On display until Oct. 24 at the Candler Student Center, the Images of Western Art exhibit is free to the public and features 20 pieces from the Willsons’ large art collection which includes paintings and sculptures.

Willson, a graduate of Oxford College and a cardiologist who now lives on Jackson Lake, said he felt a little "give back was in order" for the college and the community.

Montana sculptor Joe Halko is a favorite artist of the Willsons and his work is on prominent display in the exhibit. In college Halko studied biology and anatomy which lends his sculptures a realistic heft and feel. He was in attendance at a special party for the exhibit on Thursday evening.

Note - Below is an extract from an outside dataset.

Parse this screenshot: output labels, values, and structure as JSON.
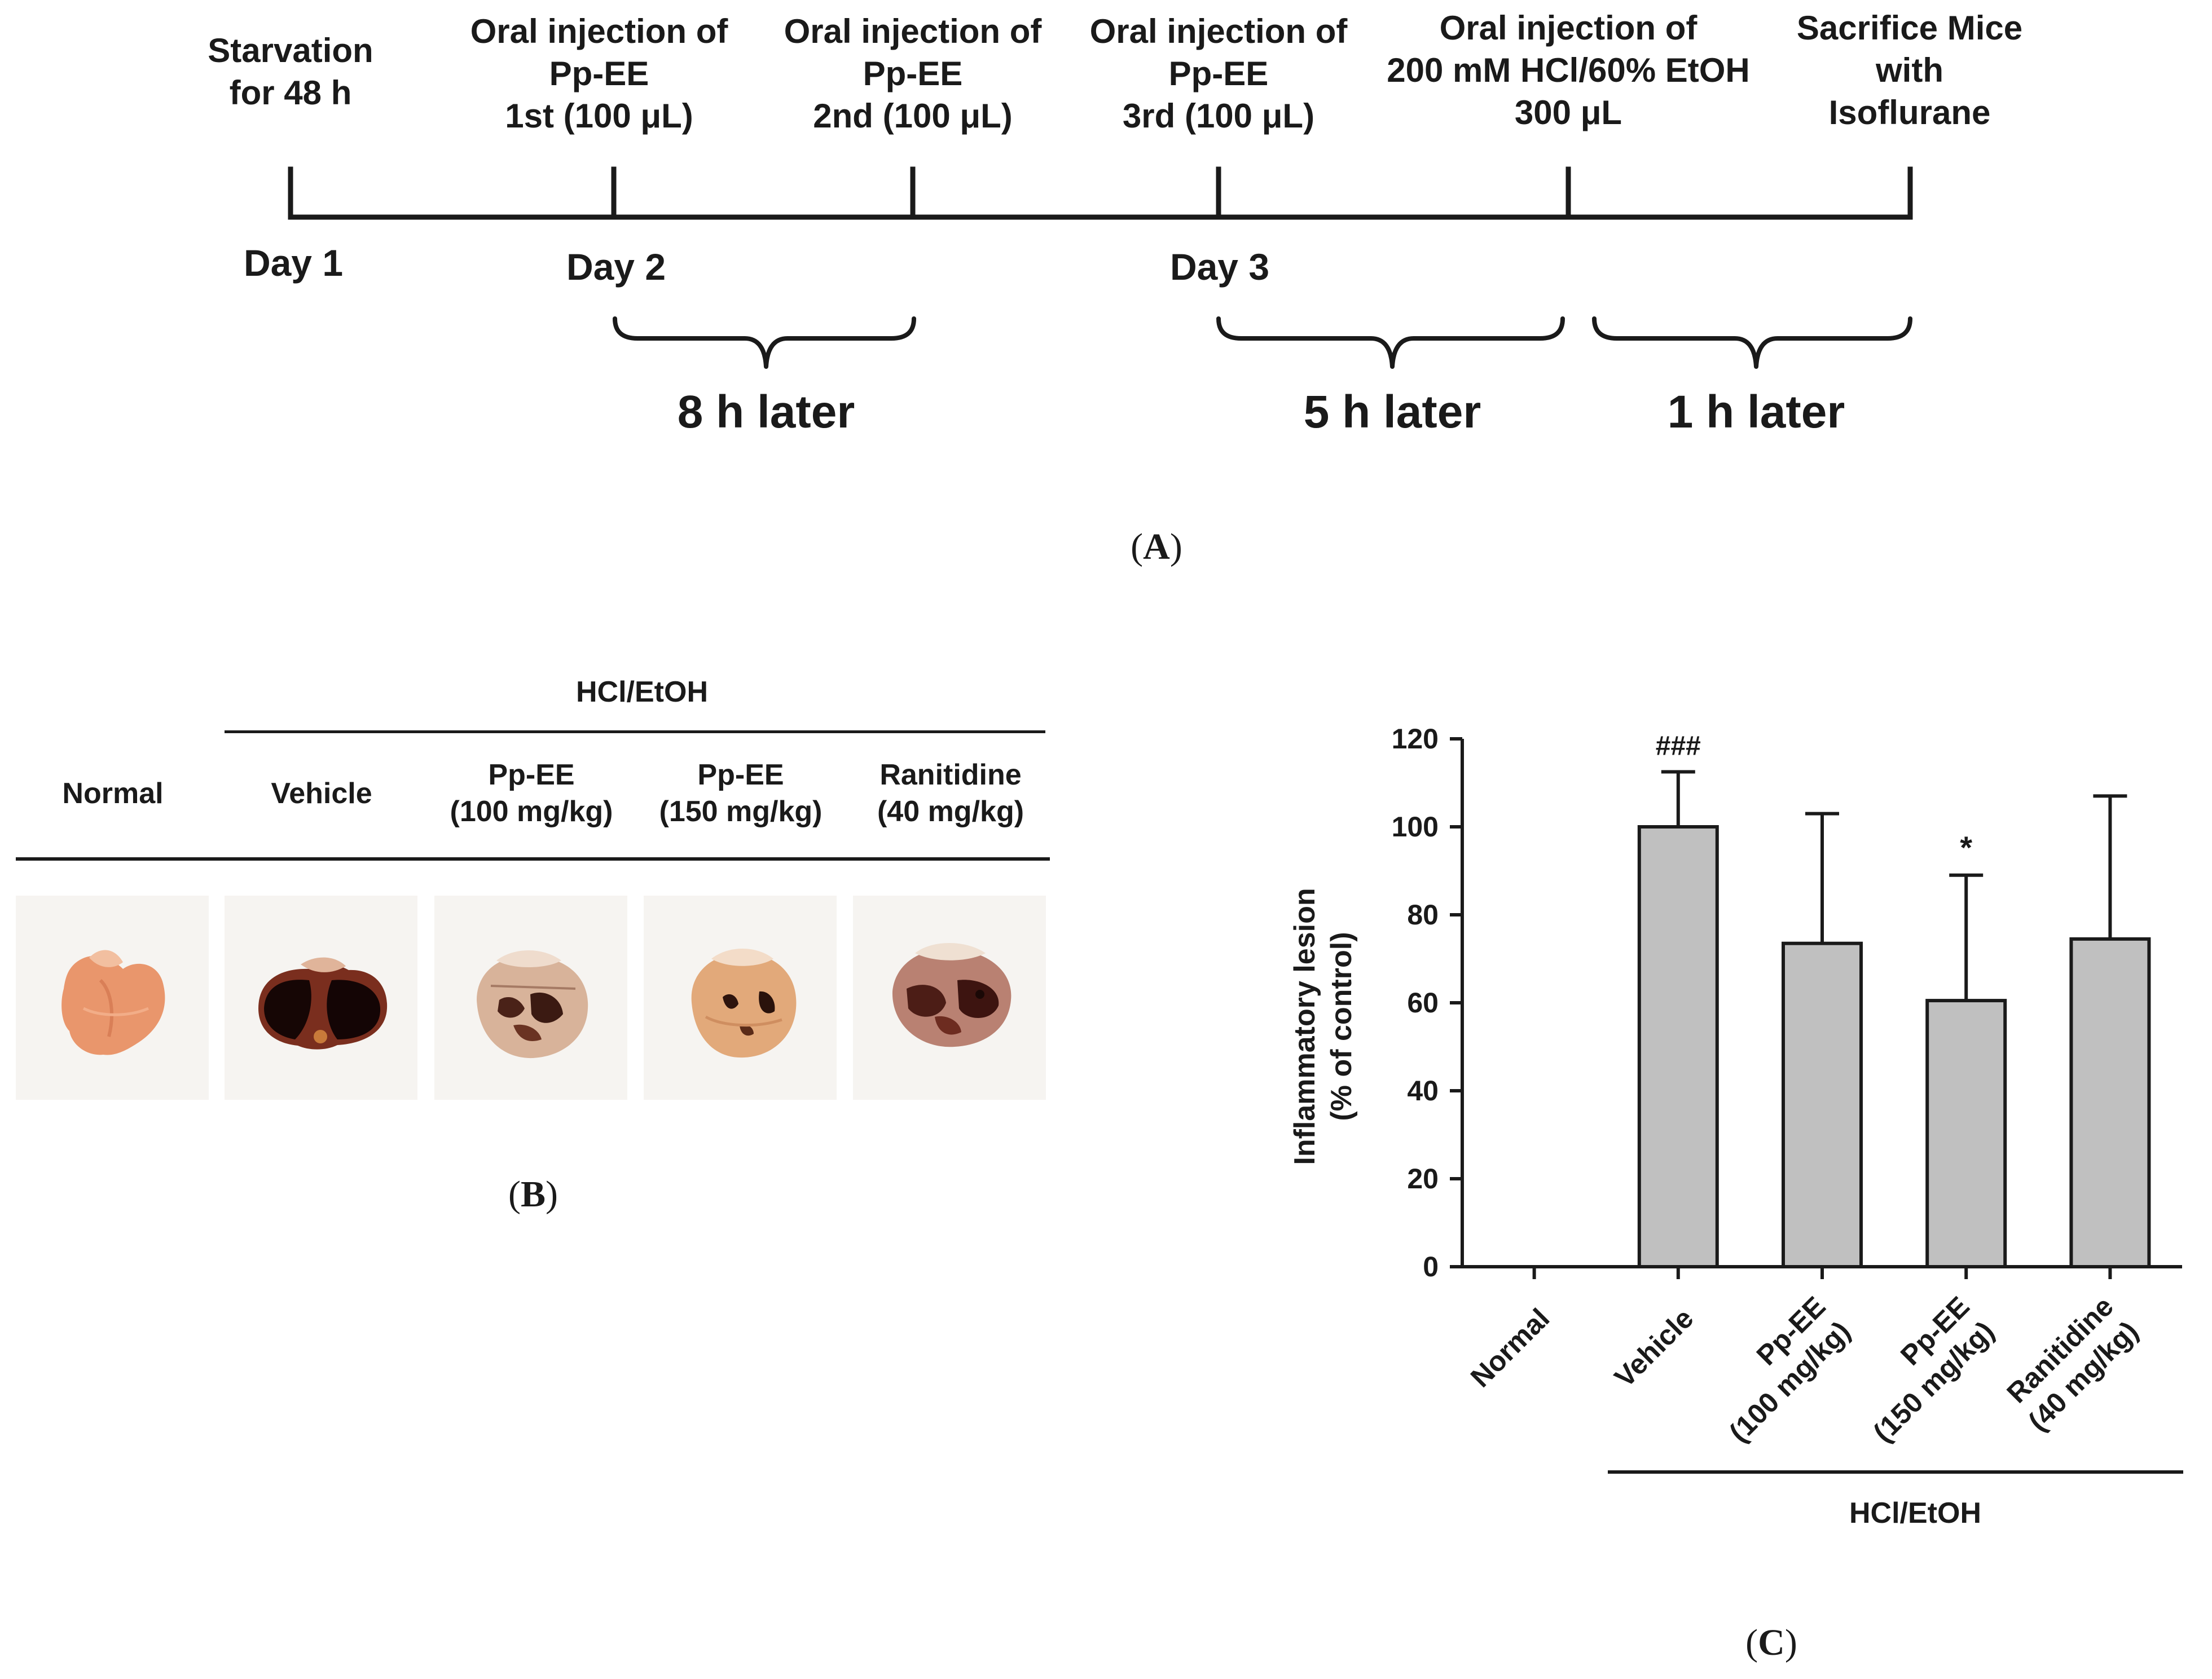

"He’s very true to reality," said Monty Willson of Halko. "You’ll see some artists who try to embellish nature. He’s very true to his subject so that’s the thing that I like best.

Halko said he draws the most inspiration for his sculptures, which include sheep, goats, hares and pelicans, from being out in nature in Montana. He frequently brings a sketchpad with him when he is out hiking, hunting and fishing. Most of his sculptures though are sculpted from memory.

"I like to spend a lot of time memorizing things. It seems to be freer. You’re not locked into a certain pose," he said.

Halko said he prefers sculpting wild animals to domestic ones. He has been sculpting full-time since 1970 and has been the recipient of major art commissions from Regis University in Colorado and the National Gallery in Ireland.

"I always kind of lean towards the sheep and goats. I’ve been doing more barnyard things in the last year — chickens, geese and ducks," he said. "I kind of go in spurts. I just like doing figures and gestures. If you study animals enough, they all have individual looks. You can identify them just by the way they move and the way they’re built."

Willson said he is delighted with the way the art exhibit turned out. Camille Cotrell, a professor of Art History at Oxford, selected each of the pieces from the Willsons 300 plus art collection to be featured in the show, which is set up on two different floors in the student center.

"One of the really neat things about seeing this show is seeing the same art from a different setting," he said. "It’s almost like seeing something brand new. Camille has done a wonderful job."